JERUSALEM – What exactly happened on the high seas off the Gaza-Israel coast remains in murky waters.
Already though, the implications of Israel’s assault on the peace flotilla of civilian vessels headed with humanitarian relief supplies for the besieged Palestinian territory are becoming starkly clear.
Despite the unexpected loss of lives the killings might just remain another incident in the long chain of bloody confrontations that stain the Israeli- Palestinian conflict.
Or it could prove to be a major turning point in the Palestinian bid to rid themselves not just of the siege of Gaza, but of the occupation as a whole en route to fulfilling their national aspirations for a full-fledged independent state.
Either way, the Israeli military operation in international waters is fast becoming the nightmare scenario Israel had dreaded since the flotilla sailed several days ago from Turkey: further erosion, perhaps even the collapse, of Israel’s already battered international standing and greater strain on the severely strained relations with Turkey.
Doubtlessly, there will be increased global attention to Gaza’s plight and the effect of the Israeli siege on the million and a half Palestinians who live there.
That prompts two crucial questions over two past seminal events:
Will the Marmara, the central ship in the Turkish-backed international flotilla where the violent clash occurred, become the Palestinian Exodus?
In 1947, amid the Jewish bid for independence in Mandatory Palestine, the Exodus, an old cargo vessel, was bringing in thousands of Jewish survivors from Nazi-ravaged Europe. When it was stopped by the British forces in Mandatory Palestine, the incident turned the international tide in favor of the creation of a Jewish state.
Will it also become Israel’s Sharpeville?

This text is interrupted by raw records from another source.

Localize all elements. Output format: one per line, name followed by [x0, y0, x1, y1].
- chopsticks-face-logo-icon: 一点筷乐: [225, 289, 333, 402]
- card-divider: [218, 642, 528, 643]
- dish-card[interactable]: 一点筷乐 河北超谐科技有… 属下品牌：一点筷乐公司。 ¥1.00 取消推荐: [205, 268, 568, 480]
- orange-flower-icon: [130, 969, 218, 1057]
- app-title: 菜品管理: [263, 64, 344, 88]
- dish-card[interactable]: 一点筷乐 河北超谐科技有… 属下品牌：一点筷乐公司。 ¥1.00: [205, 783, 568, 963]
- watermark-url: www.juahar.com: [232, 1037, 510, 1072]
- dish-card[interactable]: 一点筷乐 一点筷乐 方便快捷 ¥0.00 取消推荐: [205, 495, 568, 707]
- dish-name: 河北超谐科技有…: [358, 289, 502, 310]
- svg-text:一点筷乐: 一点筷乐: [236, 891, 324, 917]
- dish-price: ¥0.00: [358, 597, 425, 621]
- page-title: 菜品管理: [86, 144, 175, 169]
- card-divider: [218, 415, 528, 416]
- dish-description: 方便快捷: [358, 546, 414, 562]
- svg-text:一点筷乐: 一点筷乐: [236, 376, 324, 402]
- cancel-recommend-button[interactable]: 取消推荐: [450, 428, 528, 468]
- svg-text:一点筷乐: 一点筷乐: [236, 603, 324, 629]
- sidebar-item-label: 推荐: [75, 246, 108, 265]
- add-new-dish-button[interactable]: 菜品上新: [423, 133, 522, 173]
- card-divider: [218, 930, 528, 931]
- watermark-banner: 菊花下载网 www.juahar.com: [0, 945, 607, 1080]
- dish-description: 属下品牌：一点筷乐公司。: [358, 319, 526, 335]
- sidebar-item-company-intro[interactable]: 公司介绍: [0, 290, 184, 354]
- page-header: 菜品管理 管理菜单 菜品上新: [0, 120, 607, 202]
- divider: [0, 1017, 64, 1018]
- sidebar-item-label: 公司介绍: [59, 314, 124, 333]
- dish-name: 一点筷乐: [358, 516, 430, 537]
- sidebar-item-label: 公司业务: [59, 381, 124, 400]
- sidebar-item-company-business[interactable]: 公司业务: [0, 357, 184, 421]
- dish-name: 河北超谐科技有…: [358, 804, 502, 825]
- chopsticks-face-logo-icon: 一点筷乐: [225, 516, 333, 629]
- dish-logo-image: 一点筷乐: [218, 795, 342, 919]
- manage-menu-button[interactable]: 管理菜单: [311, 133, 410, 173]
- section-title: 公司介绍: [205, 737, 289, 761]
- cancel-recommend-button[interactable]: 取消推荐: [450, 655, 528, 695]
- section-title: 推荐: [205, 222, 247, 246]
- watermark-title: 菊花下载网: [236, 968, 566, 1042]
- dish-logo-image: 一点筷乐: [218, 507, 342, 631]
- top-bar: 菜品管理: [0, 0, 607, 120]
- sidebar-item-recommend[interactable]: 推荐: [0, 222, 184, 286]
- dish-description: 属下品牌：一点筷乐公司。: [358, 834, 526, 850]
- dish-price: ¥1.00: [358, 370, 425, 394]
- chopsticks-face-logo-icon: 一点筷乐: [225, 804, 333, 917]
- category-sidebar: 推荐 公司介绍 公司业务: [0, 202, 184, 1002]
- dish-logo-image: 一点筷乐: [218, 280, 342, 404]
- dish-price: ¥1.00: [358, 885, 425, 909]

In 1961, South African apartheid police gunned down scores of unarmed African demonstrators who were protesting against the racist government. The massacre sparked the first serious international opprobrium against for the whites-only regime.
The showdown was predictable.
The flotilla had been expected to reach Gaza on Monday afternoon. After nightfall Sunday, however, three Israeli navy missile boats left their base in Haifa, steaming out to sea to confront the activists.
Shortly before dawn, the elite Israeli naval commando unit boarded the six vessels carrying the some 600 activists who were trying to break the long- standing Israeli-led blockade of the Strip.
The two sides offered conflicting accounts of what happened.
A correspondent on one of the boats reported back to Turkey that the Israelis forces had fired at the main vessel, the Marmara, before boarding it.
Israeli military officials said the soldiers were attacked with knives, clubs, and iron bars as they stormed aboard. They were threatened with “a lynching,” said one official. They thus had no alternative but to “act forcefully to protect themselves,” said the Israeli navy chief.
Among the activists were 1976 Nobel Peace Prize laureate Mairead Corrigan Maguire of Northern Ireland and European legislators as well as a number of U.S. citizens, including a former ambassador and a former senior State Department official.
Turkey, once a close ally of Israel, but now a constant critic of Israel, especially after the Israeli attack on Gaza 18 months ago in which 1,400 Palestinians were killed, is calling the interception of the ships unacceptable. “Israel will have to endure the consequences of this behavior,” said a Turkish Foreign Ministry statement.
Palestinian President Mahmoud Abbas described the incident as a “massacre,” according to the official Palestinian news agency, Wafa. Abbas, whose Fatah faction lost control of the Gaza Strip in fighting with Hamas in 2007, declared three days of mourning in the Palestinian territories.
The Arab League has been called into special session for Tuesday amid concern that it may call the Palestinian leader to halt the recently started “proximity” peace talks with Israel, which are being held under U.S. auspices.
Danny Ayalon, Israel’s deputy foreign minister, told a news conference that weapons had been found aboard the vessels. The flotilla was an “armada of hate and violence,” he maintained.
Israeli Defense Minister Ehud Barak voiced regret about the deaths but said that “full responsibility” lay with the organizers of the flotilla and those who had staged a violent attack on the troops when they boarded the Marmara. Barak insisted that the flotilla had no humanitarian purpose but was “pure provocation.”
Gaza, Barak said, was “under the control of a terrorist organization, Hamas.” That, he insisted, gave Israel the right to control whatever entered Gaza.
The Hamas leader in Gaza, Ismail Haniyeh, stated that “the true face of Israel has been exposed to the international community.”
Beyond the inevitable finger-pointing on both sides, beyond the grief and the anger, beyond the mutual sense of victimhood, the key question will be the context in which the Israeli military action will be projected by the Palestinians and their supporters.
If the purpose of the activists is indeed to further international demands for an end to Israel’s siege policy on Gaza, that may be the actual outcome of the bloody confrontation aboard the Marmara.
But should they seek to exploit the Israeli sea assault as a way of undermining Israel’s legitimacy, and shift the focus away from the illegitimacy of the continued occupation of the Palestinians, that could backfire.
A new wave of bloody conflict between Israelis and Palestinians may then, regrettably, be the only tangible result.